A collective madness appears to be descending on the Labour Party as it faces the prospect of humiliation in Thursday's local and European elections. Up here in Derbyshire, the talk is that Labour will lose control of the county council for the first time in the 27 years since David Bookbinder stormed into power at Matlock at the expense of a bunch of corrupt old Tory freemasons in 1981, but of course this is just one small aspect of what is expected to be a much wider deluge.
Against that backdrop, the idea that Gordon Brown can somehow try to turn round this situation by carrying out a reshuffle seems preposterous enough. The idea that he can turn it around by dint of replacing Alistair Darling as Chancellor with, of all people, Ed Balls, seems to me to be taking fantasy politics to fresh heights of absurdity.
I can't say I'm hugely surprised that Jacqui Smith has decided to disrupt all Gordon's careful plotting by staging a pre-emptive resignation. I predicted a couple of months back that she would fall on her sword and so she has, perhaps mindful of the much bigger battle she has on her hands in Redditch.
What I find more interesting is that as eminent an observer as Michael White does not believe there is an obvious successor to Ms Smith in sight. What, I ask you, about John Denham and Hilary Benn, both of whom have served as ministers of state at the Home Office as well as in other Cabinet roles?
Well, having posed the question, I'll do my best to answer it. Neither Denham nor Benn has much of a power base in the party. Neither are identified as "Brownites" or "Blairites." Neither has a clutch of influential lobby correspondents continuously writing up their chances of preferment as, for instance, Alan Milburn still has, four years after he last quit the Cabinet.
There is, therefore, neither tactical advantage nor short-term headlines to be gained in promoting either of them to the Home Office, as there would be for instance if he brought back Milburn, or David Blunkett, or still worse, used the department as a dumping ground for another senior minister (Darling, D Miliband) displaced from elsewhere. And of course, tactical advantage and short-term headlines are what the Brown government is now all about.
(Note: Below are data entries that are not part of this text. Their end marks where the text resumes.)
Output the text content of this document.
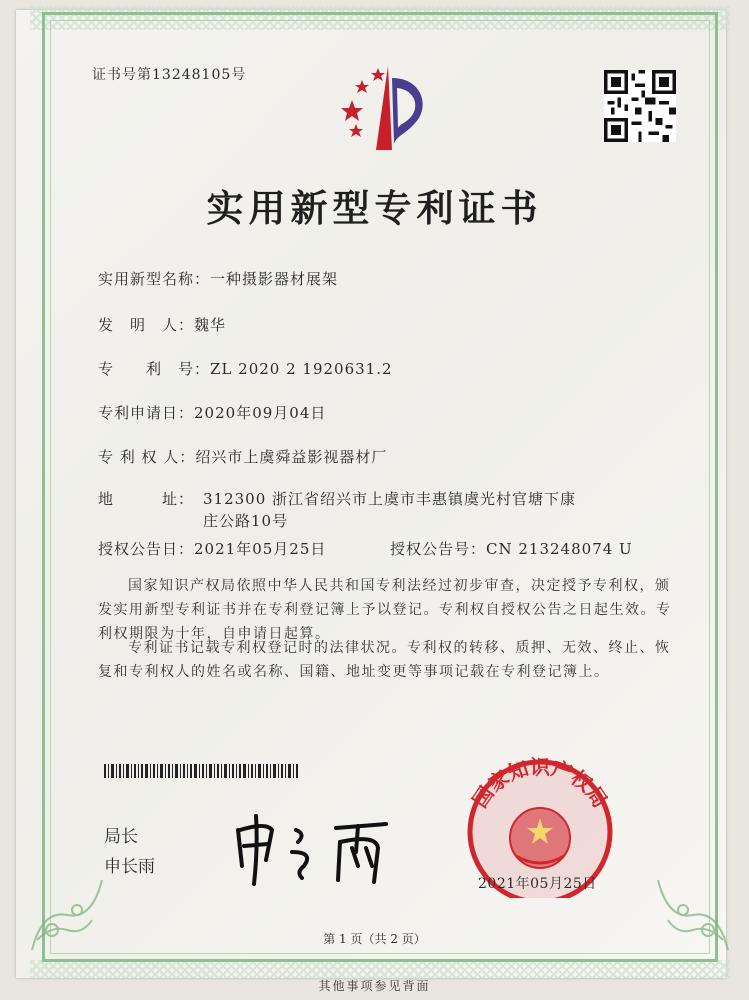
证书号第13248105号
实用新型专利证书
实用新型名称：一种摄影器材展架
发　明　人：魏华
专　　利　号：ZL 2020 2 1920631.2
专利申请日：2020年09月04日
专 利 权 人：绍兴市上虞舜益影视器材厂
地　　　址： 312300 浙江省绍兴市上虞市丰惠镇虞光村官塘下康庄公路10号
授权公告日：2021年05月25日	授权公告号：CN 213248074 U
国家知识产权局依照中华人民共和国专利法经过初步审查，决定授予专利权，颁发实用新型专利证书并在专利登记簿上予以登记。专利权自授权公告之日起生效。专利权期限为十年，自申请日起算。
专利证书记载专利权登记时的法律状况。专利权的转移、质押、无效、终止、恢复和专利权人的姓名或名称、国籍、地址变更等事项记载在专利登记簿上。
局长
申长雨
国家知识产权局
2021年05月25日
第 1 页（共 2 页）
其他事项参见背面
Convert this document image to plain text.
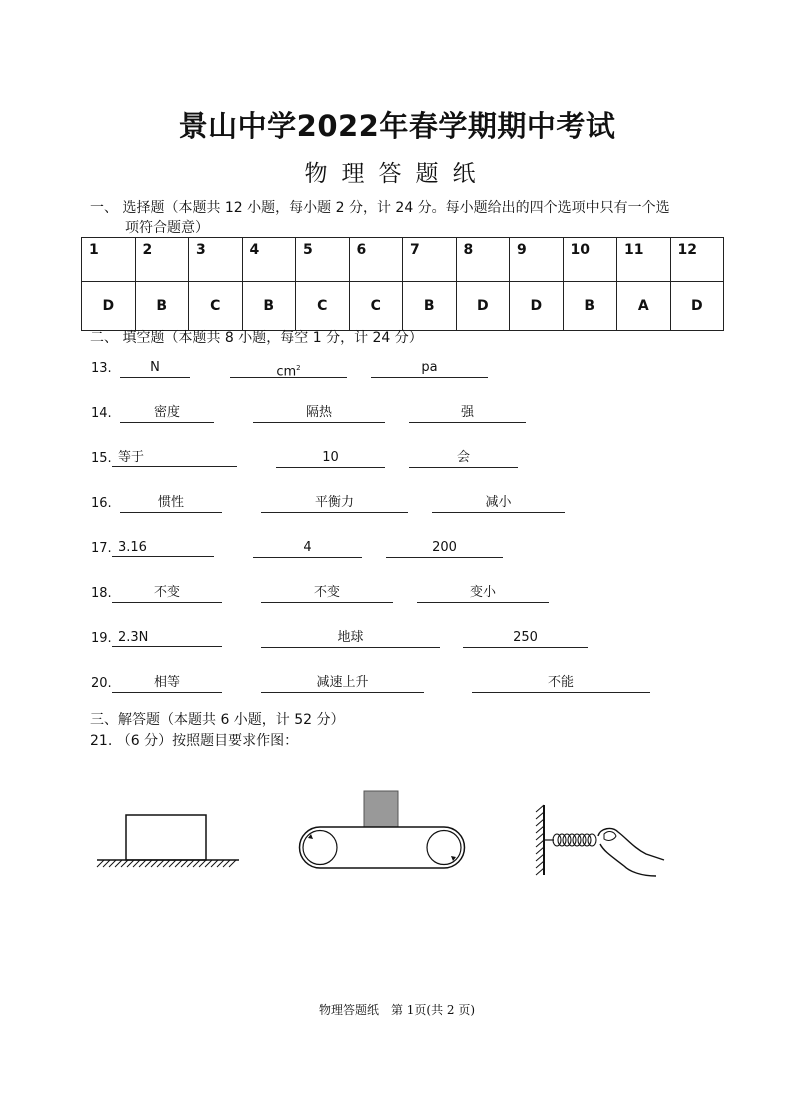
景山中学2022年春学期期中考试
物理答题纸
一、 选择题（本题共 12 小题，每小题 2 分，计 24 分。每小题给出的四个选项中只有一个选
项符合题意）
1	2	3	4	5	6	7	8	9	10	11	12
D	B	C	B	C	C	B	D	D	B	A	D
二、 填空题（本题共 8 小题，每空 1 分，计 24 分）
13.	N	$cm^2$	pa
14.	密度	隔热	强
15. 等于	10	会
16.	惯性	平衡力	减小
17. 3.16	4	200
18.	不变	不变	变小
19. 2.3N	地球	250
20.	相等	减速上升	不能
三、解答题（本题共 6 小题，计 52 分）
21. （6 分）按照题目要求作图：
物理答题纸　第 1页(共 2 页)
Jacqui Smith's original (over)promotion to the Home Office in 2007, ahead of a number of more experienced and able ministers, is itself a case in point. It was not done on merit, but as part of carefully-worked "deal" between Gordon Brown and Tony Blair to give Brown a clear run at the leadership in return for big promotions for Blair's favourites, David Miliband being another beneficiary.
The Guardian surerly had it right in its editorial yesterday. "Whatever Cabinet reshuffles are for, good governance has little to do with it."